Digital technology provider Intel will use glass substrates in the manufacture of its electronic chips.
The Silicon Valley based technology group said it had developed the glass substrate which will allow it to create denser and more efficient chips. In a chip, the substrate is the material on which the silicon layers rest.
It makes it possible to reinforce their structural rigidity and to redistribute the signals between the different elements.
The organisation said that compared to today’s organic substrates, glass offers distinctive properties such as ultra-low flatness and better thermal and mechanical stability, resulting in much higher interconnect density in a substrate.
These benefits will allow chip architects to create high-density, high-performance chip packages for data-intensive workloads such as artificial intelligence (AI).
Intel said it was on track to deliver complete glass substrate solutions to the market in the second half of this decade.
By the end of the decade, the semiconductor industry will likely reach its limits on being able to scale transistors on a silicon package using organic materials, which use more power and include limitations like shrinkage and warping.

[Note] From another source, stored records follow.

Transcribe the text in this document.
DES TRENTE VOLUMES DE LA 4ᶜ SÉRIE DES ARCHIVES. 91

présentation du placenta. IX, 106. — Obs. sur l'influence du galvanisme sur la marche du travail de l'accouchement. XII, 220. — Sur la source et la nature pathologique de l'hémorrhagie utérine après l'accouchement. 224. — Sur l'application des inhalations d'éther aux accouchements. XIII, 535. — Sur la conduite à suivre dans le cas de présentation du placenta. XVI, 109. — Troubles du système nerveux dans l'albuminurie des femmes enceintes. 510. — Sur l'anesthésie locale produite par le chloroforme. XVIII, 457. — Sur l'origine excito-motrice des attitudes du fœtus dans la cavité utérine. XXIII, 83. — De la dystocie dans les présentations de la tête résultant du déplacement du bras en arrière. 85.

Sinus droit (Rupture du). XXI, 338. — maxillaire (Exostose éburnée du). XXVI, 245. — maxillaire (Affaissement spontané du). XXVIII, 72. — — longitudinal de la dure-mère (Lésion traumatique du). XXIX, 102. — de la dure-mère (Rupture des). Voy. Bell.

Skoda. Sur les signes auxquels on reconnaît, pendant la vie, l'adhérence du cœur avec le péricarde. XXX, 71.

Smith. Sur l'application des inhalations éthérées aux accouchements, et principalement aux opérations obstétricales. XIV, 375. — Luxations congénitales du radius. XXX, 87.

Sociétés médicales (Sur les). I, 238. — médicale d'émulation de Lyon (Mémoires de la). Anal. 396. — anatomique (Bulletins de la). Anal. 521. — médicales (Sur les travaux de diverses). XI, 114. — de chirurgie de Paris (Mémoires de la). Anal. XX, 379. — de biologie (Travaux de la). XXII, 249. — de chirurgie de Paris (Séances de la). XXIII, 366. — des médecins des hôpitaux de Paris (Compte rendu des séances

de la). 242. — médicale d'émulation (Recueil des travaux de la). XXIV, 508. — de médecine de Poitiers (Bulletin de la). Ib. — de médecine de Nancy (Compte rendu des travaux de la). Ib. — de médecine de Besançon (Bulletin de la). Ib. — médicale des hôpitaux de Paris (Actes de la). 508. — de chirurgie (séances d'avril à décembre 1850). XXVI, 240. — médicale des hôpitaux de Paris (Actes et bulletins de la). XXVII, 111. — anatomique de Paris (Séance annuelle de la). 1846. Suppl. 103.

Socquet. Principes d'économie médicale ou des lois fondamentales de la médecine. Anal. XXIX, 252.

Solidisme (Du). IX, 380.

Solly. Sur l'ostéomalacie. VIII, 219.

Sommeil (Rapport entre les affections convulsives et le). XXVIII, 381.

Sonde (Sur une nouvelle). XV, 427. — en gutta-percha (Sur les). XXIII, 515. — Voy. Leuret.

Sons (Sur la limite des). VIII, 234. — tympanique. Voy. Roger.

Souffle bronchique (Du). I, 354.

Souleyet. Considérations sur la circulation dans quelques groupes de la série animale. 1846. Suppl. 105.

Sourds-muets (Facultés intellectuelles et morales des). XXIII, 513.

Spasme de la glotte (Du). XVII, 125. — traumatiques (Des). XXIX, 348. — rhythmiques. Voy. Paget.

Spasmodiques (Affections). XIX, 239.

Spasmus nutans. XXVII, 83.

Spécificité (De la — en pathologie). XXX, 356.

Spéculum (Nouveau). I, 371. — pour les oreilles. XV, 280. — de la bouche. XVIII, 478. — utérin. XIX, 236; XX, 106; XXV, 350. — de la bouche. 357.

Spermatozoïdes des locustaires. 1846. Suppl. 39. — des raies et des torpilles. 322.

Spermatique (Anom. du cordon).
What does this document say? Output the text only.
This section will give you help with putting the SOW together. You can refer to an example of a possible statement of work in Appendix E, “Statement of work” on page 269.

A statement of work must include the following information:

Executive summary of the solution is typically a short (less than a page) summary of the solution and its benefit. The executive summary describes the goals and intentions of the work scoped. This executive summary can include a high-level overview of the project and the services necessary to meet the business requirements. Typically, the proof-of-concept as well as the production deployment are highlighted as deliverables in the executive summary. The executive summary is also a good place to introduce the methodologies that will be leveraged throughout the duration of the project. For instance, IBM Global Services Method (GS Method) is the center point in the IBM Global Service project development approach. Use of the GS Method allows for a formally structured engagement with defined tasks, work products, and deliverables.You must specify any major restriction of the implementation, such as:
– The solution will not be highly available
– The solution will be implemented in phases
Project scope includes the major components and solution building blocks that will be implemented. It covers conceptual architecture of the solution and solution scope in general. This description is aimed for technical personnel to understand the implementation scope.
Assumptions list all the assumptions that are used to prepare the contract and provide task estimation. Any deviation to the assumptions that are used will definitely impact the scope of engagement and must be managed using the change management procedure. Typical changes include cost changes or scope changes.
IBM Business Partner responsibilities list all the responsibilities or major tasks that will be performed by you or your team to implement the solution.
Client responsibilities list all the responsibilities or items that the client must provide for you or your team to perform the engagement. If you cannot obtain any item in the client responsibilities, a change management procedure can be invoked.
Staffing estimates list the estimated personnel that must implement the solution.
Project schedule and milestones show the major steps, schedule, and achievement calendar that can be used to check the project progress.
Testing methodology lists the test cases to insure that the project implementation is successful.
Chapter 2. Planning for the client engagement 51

Scaling is crucial to the progress and evolution of the semiconductor industry, and glass substrates are a viable and essential next step for the next generation of semiconductors.
As the demand for more powerful computing increases and the semiconductor industry moves into the heterogeneous era that uses multiple “chiplets” in a package, improvements in signalling speed, power delivery, design rules and stability of package substrates will be essential.
Glass substrates possess superior mechanical, physical and optical properties that allow for more transistors to be connected in a package, providing better scaling and enabling assembly of larger chiplet complexes (called “system-in-package”) compared to organic substrates in use today.
Chip architects will have the ability to pack more tiles – also called chiplets – in a smaller footprint on one package, while achieving performance and density gains with greater flexibility and lower overall cost and power usage.
Glass substrates will initially be introduced into the market where they can be leveraged the most: applications and workloads requiring larger form factor packages such as data centres, AI, graphics and higher speed capabilities.
Glass substrates can tolerate higher temperatures, offer 50% less pattern distortion, and have ultra-low flatness for improved depth of focus for lithography, and have the dimensional stability needed for extremely tight layer-to-layer interconnect overlay.
As a result of these properties, a 10x increase in interconnect density is possible on glass substrates.